Recently went along to the newly refurbished Watts Gallery in Surrey. It is generally concerned with aspects of Victorian art,and its inspiration is G F Watts, a well known Victorian painter. Lewis Carroll knew Watts, although I don't think he thought much of him, since when he was 46, Watts married the famous actress Ellen Terry who was just sixteen, in what proved to be a disastrous union. Watts even made Terry - one of the theatrical geniuses of her day - give up the stage, as he didn't want her to work.

Ellen Terry was a good friend of Carroll's; in fact, it's fair to say that he was a true fan of hers and revelled in being admitted to her circle of friends. He had known her and her family socially since she was very young, and it was rumoured that he was in love with her when she grew up, although there is no evidence of this. He did try to justify her behaviour in running away from Watts less than a year after their marriage, and subsequently living unmarried with a man and having two children with him - behaviour that really was social suicide at the time. Even Terry's own family refused to see her until she married and "made an honest woman of herself" some years later.
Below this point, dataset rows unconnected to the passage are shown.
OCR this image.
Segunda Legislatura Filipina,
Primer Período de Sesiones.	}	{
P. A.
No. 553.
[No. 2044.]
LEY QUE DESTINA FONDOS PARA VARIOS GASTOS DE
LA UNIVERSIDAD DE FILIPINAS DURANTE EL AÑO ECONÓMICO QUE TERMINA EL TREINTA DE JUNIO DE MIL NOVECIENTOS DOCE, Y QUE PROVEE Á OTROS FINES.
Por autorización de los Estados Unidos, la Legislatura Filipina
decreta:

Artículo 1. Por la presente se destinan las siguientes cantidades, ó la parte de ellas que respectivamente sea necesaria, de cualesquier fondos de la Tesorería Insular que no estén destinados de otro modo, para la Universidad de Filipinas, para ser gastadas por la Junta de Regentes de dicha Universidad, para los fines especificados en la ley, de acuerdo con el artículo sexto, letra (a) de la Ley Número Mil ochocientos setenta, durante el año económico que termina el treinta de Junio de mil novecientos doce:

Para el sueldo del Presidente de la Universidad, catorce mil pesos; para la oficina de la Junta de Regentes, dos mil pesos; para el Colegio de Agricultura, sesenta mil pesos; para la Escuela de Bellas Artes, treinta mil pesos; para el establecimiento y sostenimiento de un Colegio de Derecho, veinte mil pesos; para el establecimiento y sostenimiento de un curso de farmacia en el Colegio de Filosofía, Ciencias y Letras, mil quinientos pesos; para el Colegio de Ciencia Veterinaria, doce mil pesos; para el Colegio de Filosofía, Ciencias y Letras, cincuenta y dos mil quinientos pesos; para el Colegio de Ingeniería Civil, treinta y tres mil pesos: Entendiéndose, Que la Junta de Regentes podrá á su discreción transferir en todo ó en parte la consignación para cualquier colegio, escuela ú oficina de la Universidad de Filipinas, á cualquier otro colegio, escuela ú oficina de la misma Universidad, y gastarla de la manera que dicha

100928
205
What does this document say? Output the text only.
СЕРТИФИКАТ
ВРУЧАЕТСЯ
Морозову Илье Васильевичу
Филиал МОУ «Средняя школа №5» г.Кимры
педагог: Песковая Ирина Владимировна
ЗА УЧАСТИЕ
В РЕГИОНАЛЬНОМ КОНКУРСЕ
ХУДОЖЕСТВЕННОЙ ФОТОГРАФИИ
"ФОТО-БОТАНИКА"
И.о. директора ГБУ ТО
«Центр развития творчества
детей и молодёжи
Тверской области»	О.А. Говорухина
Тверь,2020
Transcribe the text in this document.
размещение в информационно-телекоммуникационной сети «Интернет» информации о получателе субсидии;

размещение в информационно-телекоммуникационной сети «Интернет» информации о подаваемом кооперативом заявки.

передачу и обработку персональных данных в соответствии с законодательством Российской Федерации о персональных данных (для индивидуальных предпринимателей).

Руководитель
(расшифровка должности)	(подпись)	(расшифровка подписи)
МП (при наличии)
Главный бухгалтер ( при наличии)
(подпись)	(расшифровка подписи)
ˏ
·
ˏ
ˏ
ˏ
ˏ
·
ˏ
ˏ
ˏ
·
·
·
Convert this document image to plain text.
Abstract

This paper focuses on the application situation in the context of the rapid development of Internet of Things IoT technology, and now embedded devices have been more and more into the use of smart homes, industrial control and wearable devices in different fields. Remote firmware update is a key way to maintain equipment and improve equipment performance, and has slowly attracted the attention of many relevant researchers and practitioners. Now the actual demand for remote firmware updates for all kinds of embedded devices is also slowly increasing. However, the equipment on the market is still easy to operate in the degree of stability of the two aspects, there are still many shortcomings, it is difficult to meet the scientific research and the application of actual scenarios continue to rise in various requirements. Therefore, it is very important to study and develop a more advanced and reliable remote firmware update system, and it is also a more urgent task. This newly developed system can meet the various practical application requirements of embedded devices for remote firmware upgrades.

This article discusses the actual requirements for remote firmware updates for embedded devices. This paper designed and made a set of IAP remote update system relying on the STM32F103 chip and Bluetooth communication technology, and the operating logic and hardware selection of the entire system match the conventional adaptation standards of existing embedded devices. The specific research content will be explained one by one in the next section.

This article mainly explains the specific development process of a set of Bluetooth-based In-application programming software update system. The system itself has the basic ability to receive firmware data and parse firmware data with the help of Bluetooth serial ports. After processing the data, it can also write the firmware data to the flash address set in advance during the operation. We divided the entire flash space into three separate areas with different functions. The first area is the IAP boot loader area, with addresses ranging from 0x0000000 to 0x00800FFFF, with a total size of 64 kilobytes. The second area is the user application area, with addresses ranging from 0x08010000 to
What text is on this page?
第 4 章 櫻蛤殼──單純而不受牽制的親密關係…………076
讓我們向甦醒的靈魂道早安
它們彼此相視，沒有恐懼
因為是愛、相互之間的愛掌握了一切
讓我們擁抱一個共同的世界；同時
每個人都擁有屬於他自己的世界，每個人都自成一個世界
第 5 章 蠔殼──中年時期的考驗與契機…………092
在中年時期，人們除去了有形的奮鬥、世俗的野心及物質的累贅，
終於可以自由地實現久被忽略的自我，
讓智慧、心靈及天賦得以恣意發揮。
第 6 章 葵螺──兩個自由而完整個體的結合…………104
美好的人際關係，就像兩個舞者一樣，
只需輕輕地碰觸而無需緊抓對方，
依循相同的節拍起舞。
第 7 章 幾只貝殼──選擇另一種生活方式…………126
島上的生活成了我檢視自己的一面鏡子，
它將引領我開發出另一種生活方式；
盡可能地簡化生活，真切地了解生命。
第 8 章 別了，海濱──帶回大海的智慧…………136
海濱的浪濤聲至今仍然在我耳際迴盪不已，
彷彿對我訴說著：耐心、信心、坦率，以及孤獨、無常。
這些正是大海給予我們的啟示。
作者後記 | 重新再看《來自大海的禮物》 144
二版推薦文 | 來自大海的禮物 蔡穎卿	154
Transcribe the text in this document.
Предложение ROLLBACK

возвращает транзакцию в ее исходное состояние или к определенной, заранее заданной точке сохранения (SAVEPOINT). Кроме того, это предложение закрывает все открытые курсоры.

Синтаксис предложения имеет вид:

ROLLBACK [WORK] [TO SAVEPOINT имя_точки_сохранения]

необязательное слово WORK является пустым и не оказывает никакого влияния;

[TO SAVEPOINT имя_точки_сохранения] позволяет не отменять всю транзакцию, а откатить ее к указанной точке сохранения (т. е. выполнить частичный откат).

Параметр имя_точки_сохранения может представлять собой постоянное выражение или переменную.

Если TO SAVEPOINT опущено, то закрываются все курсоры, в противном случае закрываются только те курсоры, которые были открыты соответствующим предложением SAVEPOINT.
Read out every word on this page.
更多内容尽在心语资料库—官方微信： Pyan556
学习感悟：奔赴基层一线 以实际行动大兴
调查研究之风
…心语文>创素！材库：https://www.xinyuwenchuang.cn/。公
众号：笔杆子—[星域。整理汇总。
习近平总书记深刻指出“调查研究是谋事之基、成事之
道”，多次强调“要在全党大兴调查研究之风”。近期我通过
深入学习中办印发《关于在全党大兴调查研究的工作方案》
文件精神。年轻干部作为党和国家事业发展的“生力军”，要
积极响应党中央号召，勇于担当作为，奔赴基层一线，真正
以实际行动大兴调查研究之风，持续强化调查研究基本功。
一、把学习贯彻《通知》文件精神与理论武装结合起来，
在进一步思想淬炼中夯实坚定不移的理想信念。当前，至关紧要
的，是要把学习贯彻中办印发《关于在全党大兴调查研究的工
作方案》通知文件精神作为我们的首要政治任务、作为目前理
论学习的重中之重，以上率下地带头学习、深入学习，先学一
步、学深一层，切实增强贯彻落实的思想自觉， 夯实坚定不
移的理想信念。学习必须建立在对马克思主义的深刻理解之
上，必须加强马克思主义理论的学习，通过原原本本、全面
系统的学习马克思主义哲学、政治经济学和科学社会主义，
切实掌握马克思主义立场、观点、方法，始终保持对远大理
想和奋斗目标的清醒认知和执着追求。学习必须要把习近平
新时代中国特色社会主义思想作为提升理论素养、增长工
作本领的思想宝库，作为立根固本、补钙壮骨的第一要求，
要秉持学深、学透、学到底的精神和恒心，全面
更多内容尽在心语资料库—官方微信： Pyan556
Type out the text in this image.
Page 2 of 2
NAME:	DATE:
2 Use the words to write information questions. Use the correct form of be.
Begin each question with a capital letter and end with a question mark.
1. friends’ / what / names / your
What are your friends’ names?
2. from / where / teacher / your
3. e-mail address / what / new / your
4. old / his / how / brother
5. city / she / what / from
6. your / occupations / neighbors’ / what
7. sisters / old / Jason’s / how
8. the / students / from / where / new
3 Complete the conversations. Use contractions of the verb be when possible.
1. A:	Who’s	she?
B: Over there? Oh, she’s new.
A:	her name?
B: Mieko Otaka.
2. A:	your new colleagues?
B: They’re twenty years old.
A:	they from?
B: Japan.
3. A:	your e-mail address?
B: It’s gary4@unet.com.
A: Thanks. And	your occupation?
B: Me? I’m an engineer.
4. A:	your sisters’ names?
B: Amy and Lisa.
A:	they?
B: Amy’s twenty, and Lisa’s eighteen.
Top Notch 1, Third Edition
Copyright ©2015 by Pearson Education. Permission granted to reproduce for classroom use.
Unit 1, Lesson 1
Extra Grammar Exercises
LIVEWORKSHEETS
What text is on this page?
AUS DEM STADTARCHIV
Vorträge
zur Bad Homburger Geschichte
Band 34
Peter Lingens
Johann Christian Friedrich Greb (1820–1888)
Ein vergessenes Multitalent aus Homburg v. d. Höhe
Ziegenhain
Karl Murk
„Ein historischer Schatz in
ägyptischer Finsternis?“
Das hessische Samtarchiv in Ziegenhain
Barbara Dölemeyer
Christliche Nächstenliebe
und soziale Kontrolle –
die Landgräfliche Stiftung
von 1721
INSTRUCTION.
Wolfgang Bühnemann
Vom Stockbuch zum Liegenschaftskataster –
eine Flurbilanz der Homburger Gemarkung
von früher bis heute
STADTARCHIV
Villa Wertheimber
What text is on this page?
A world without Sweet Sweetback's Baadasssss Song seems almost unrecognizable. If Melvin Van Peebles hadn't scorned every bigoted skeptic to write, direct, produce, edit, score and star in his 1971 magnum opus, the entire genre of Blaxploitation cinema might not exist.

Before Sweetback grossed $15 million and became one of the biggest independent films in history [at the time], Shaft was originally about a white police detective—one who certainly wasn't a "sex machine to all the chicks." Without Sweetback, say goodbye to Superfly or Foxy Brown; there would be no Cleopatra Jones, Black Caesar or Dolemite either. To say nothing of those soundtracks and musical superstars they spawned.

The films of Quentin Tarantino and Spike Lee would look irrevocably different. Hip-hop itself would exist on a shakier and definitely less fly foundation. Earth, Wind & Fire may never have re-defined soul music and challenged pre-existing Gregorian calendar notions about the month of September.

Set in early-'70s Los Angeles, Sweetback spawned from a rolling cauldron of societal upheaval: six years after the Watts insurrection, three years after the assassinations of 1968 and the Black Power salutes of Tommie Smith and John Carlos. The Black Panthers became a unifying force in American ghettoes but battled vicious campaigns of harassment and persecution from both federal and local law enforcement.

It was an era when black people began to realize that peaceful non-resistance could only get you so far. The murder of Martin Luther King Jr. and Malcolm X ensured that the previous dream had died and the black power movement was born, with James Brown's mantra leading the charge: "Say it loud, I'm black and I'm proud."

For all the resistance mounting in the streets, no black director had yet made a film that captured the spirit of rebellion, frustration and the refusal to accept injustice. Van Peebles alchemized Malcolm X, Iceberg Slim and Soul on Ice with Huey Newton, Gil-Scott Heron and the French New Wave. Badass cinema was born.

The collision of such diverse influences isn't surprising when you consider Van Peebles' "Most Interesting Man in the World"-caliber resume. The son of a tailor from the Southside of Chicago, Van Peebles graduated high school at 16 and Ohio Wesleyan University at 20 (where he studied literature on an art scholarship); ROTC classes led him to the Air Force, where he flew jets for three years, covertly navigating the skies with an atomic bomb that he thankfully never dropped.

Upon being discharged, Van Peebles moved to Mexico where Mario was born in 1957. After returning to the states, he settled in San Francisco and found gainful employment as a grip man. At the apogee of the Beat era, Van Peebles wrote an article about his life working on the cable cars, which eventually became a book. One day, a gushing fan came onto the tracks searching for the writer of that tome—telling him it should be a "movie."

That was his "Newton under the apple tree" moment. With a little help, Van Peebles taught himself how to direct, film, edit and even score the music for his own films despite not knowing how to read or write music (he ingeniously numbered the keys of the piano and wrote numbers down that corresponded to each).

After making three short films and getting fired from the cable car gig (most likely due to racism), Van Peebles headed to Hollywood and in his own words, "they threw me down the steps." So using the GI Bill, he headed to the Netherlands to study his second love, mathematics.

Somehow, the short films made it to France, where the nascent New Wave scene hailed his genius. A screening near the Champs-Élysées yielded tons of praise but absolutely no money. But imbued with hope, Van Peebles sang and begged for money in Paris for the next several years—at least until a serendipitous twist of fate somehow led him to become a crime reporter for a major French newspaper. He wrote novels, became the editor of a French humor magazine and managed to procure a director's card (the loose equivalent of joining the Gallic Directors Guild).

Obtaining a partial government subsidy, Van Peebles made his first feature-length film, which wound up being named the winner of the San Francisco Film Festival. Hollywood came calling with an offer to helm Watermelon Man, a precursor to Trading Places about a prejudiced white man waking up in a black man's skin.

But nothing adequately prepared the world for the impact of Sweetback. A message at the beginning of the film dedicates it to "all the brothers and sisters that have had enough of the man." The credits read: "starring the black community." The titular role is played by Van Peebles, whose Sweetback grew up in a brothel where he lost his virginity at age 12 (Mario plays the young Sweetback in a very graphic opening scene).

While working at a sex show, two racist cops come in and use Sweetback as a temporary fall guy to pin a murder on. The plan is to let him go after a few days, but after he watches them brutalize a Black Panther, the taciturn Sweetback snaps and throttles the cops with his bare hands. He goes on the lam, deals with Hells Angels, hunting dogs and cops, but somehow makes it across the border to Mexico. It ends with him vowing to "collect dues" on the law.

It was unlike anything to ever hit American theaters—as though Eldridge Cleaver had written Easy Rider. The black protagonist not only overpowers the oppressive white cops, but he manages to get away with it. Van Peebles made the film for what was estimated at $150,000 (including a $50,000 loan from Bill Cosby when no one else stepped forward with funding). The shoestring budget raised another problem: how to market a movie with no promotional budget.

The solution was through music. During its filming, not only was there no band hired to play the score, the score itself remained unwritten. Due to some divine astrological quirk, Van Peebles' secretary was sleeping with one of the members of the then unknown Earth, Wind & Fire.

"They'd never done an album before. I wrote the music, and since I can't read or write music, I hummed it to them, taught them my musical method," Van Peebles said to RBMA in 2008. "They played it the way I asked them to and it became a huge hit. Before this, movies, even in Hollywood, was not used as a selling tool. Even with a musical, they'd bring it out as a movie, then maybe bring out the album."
Times change. It's hard to imagine the way things were then. But anyway the Watts Gallery is a great place. It was once the centre of a kind of "artists village" and until quite recently it had a charmingly "forgotten" atmosphere, but it has now been very attractively and carefully modernised, thanks to the National Lottery. I visited it a few weeks ago and admired several ceramic plaques set in a wall commemorating donors and other people who had helped make the refurbishment happen.



I shall be returning to see the Ellen Terry exhibition which will be running at the gallery till November 9th this year. The image at the top of this entry shows part of a portrait Watts painted of her, which the gallery has used for its exhibition poster.